The Birds

We’ve been in hiding and it’s embarrassing for a cat to admit but we’re being terrorised by birds. It started on one of the few sunny days in May. Lady of the House was ‘having a hot one’ and opened the window. Harvey had been counting his loot and foolishly left the lid of his treasure chest open. The next thing we knew, psychopathic Magpies were pecking at the shiny coins like ferrets in a rucksack.

But it didn’t stop there. Oh no. Barney was beaten up by The Crow Twins on the way home - they gave him a right beaking. Even the Cat Police don’t want to know and the neighbourhood is ungovernable. Skup Monsters are being mugged of their beer cans and the Ravens have set up a brothel in the shed below. They’ve imported some illegal immigrant Flamingos for a bit of naughty (- say no more squire) exotic dancing - if you get my drifting lilo.

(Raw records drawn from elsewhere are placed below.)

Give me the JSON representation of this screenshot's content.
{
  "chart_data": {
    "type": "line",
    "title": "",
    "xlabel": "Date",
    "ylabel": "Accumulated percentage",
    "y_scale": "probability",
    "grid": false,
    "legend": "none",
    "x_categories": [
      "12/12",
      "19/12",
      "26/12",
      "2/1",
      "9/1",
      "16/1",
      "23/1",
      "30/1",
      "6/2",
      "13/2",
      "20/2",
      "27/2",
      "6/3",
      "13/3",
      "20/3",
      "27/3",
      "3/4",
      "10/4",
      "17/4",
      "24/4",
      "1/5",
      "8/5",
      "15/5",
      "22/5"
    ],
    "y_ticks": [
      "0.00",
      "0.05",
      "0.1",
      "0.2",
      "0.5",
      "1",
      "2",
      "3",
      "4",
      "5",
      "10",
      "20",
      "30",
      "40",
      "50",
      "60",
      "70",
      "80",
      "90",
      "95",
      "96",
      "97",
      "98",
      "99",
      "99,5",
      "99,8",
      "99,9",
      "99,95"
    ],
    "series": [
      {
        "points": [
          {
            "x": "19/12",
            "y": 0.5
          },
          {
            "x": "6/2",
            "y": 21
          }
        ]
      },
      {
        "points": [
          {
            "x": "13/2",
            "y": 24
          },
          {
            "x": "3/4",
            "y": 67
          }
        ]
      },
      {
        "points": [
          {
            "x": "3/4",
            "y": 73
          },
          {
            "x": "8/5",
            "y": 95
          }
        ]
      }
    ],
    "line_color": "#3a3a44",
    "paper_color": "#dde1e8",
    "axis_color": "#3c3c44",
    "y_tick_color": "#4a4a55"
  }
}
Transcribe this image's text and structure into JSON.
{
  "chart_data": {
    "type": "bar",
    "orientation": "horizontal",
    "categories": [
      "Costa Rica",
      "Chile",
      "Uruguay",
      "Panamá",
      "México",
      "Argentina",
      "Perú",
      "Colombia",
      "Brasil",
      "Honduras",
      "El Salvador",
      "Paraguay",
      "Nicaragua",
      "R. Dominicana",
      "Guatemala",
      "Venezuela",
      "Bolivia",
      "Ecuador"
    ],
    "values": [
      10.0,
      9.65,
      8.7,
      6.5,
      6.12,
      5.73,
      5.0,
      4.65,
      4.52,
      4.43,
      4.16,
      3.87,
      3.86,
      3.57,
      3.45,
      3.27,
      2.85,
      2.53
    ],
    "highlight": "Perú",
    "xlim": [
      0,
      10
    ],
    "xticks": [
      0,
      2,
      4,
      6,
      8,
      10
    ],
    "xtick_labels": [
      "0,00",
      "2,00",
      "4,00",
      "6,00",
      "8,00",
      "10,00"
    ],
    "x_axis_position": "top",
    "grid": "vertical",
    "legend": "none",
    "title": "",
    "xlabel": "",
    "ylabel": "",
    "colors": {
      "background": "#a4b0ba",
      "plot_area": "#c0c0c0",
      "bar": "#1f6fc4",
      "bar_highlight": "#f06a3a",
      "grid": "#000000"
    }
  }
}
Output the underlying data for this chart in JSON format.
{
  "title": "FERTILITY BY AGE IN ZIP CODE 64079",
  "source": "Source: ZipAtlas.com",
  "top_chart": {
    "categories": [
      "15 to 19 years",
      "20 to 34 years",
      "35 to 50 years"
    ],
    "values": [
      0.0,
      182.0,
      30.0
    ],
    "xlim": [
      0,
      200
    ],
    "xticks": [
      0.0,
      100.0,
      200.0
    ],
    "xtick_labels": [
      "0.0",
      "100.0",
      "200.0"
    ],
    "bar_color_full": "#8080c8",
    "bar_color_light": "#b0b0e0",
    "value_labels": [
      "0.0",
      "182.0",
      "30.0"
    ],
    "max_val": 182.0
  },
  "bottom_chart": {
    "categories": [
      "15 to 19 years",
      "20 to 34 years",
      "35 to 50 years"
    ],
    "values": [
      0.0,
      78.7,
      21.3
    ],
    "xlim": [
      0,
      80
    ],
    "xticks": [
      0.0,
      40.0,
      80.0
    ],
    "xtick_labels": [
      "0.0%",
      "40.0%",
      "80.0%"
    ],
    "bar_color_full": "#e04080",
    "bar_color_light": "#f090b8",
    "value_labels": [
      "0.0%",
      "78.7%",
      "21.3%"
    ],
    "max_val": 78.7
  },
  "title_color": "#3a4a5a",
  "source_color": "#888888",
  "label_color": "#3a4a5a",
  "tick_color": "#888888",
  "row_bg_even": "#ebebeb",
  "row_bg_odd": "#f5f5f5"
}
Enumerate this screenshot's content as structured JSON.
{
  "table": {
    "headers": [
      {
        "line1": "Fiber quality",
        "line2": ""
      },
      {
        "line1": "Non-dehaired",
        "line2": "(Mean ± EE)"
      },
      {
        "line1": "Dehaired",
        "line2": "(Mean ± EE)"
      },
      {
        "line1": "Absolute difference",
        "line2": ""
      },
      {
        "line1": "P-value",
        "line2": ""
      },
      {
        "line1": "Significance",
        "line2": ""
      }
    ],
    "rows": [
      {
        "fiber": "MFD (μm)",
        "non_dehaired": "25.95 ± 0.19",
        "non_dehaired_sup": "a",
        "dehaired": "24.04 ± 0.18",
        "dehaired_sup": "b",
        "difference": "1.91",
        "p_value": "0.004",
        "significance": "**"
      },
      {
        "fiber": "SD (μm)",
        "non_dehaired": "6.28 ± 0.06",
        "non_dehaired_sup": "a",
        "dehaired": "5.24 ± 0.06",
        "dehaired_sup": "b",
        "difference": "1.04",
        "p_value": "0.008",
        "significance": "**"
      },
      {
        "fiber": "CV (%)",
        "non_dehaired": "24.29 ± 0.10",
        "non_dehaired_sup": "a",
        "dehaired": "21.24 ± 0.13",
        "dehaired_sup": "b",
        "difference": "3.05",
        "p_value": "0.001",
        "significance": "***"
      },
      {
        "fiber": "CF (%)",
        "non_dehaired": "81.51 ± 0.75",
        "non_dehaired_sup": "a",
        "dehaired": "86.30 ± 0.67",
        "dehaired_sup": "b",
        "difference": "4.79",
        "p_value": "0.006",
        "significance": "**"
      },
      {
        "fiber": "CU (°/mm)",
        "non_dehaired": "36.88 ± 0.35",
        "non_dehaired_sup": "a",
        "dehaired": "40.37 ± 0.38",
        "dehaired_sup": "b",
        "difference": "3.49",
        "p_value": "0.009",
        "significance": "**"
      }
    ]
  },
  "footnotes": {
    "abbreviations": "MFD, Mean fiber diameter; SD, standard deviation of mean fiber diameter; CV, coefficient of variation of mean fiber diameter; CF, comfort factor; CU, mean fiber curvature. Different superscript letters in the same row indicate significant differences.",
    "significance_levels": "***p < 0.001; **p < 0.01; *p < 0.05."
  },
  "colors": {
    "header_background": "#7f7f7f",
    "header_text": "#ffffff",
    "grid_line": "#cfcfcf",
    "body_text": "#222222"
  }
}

We’ve had no milk for days (only breast milk) and I’m down to my last bounty. I don’t know what I shall do if I run out of chocolate - it doesn’t bare thinking about.

In case this is my last post, I officially donate my ears to scientific research.

Tell the children, Daddy loves them.

Yours always

Bob

P.S. They’re pecking at the windows as I speak. We’re done for. God help us all.